We present an analysis and numerical study of an optimal control problem for the Landau-de Gennes (LdG) model of nematic liquid crystals (LCs), which is a crucial component in modern technology. They exhibit long range orientational order in their nematic phase, which is represented by a tensor-valued (spatial) order parameter $Q = Q(x)$. Equilibrium LC states correspond to $Q$ functions that (locally) minimize an LdG energy functional. Thus, we consider an $L^2$-gradient flow of the LdG energy that allows for finding local minimizers and leads to a semi-linear parabolic PDE, for which we develop an optimal control framework. We then derive several a priori estimates for the forward problem, including continuity in space-time, that allow us to prove existence of optimal boundary and external ``force'' controls and to derive optimality conditions through the use of an adjoint equation. Next, we present a simple finite element scheme for the LdG model and a straightforward optimization algorithm. We illustrate optimization of LC states through numerical experiments in two and three dimensions that seek to place LC defects (where $Q(x) = 0$) in desired locations, which is desirable in applications.
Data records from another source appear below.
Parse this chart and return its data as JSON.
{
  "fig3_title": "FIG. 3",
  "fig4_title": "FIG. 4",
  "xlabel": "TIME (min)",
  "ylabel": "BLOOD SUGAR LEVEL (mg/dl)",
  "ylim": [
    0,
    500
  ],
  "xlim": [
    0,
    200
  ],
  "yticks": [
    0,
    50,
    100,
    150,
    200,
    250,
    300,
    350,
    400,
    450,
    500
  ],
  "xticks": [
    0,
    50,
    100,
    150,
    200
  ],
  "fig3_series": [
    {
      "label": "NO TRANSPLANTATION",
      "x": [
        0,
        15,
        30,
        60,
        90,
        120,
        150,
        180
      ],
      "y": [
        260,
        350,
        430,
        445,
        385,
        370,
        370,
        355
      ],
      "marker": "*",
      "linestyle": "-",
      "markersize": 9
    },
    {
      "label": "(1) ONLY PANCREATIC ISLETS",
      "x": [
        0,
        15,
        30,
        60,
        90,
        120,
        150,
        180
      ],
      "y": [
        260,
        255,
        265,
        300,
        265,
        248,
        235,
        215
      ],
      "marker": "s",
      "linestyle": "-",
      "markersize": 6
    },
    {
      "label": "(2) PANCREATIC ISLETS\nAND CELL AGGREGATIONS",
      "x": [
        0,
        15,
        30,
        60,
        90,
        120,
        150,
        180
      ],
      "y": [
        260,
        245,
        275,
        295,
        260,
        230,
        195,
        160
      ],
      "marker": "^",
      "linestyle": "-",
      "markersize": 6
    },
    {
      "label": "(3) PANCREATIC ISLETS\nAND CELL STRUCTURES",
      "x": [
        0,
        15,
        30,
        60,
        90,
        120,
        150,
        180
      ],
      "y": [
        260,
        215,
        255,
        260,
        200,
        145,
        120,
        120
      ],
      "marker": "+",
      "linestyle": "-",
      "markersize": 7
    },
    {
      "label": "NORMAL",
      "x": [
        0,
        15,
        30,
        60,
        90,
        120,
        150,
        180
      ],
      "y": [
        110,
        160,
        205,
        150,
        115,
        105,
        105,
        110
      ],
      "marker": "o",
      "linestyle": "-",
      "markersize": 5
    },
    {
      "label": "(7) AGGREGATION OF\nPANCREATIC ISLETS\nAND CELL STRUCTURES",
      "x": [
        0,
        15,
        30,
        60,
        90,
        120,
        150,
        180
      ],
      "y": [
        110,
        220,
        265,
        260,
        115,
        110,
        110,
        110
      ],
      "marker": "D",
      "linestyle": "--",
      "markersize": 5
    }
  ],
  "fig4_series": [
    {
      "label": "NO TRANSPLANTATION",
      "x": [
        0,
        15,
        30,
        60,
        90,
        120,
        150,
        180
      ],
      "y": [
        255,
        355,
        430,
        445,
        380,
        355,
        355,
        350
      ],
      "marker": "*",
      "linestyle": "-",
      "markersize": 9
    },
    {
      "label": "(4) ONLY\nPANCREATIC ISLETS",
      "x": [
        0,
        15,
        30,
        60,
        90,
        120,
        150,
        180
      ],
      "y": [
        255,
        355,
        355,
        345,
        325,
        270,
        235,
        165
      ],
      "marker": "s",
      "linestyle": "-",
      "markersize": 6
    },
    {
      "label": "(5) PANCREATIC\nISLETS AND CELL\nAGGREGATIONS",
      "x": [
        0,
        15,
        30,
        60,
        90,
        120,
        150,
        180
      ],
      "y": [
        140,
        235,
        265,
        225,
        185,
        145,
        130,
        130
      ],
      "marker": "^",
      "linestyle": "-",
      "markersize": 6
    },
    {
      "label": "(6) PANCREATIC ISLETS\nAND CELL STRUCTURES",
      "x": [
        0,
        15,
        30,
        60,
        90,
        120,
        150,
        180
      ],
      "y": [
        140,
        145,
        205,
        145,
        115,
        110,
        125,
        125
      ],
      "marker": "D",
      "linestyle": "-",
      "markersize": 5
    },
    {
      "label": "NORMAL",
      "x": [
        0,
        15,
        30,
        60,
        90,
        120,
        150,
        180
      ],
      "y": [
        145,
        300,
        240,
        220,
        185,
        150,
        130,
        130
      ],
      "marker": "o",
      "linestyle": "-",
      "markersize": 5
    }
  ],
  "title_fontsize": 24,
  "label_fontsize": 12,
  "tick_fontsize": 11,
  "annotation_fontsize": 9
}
翻译：本文针对向列液晶（LC）的Landau-de Gennes（LdG）模型的最优控制问题进行了分析与数值研究，该模型在现代技术中具有关键作用。液晶在其向列相中表现出长程取向序，该序由张量值（空间）序参数$Q = Q(x)$描述。平衡液晶态对应于（局部）最小化LdG能量泛函的$Q$函数。因此，我们考虑LdG能量的一种$L^2$梯度流，该梯度流可用于寻找局部极小值，并导出一个半线性抛物型偏微分方程，我们为其建立了最优控制框架。随后，我们推导了正问题的一些先验估计，包括时空连续性，这些估计使我们能够证明最优边界和外部“力”控制的存在性，并通过伴随方程推导最优性条件。接着，我们提出了LdG模型的一个简单有限元方案和一种直接的优化算法。通过二维和三维数值实验，我们展示了液晶态的优化过程，旨在将液晶缺陷（其中$Q(x) = 0$）置于期望位置，这在应用中具有需求。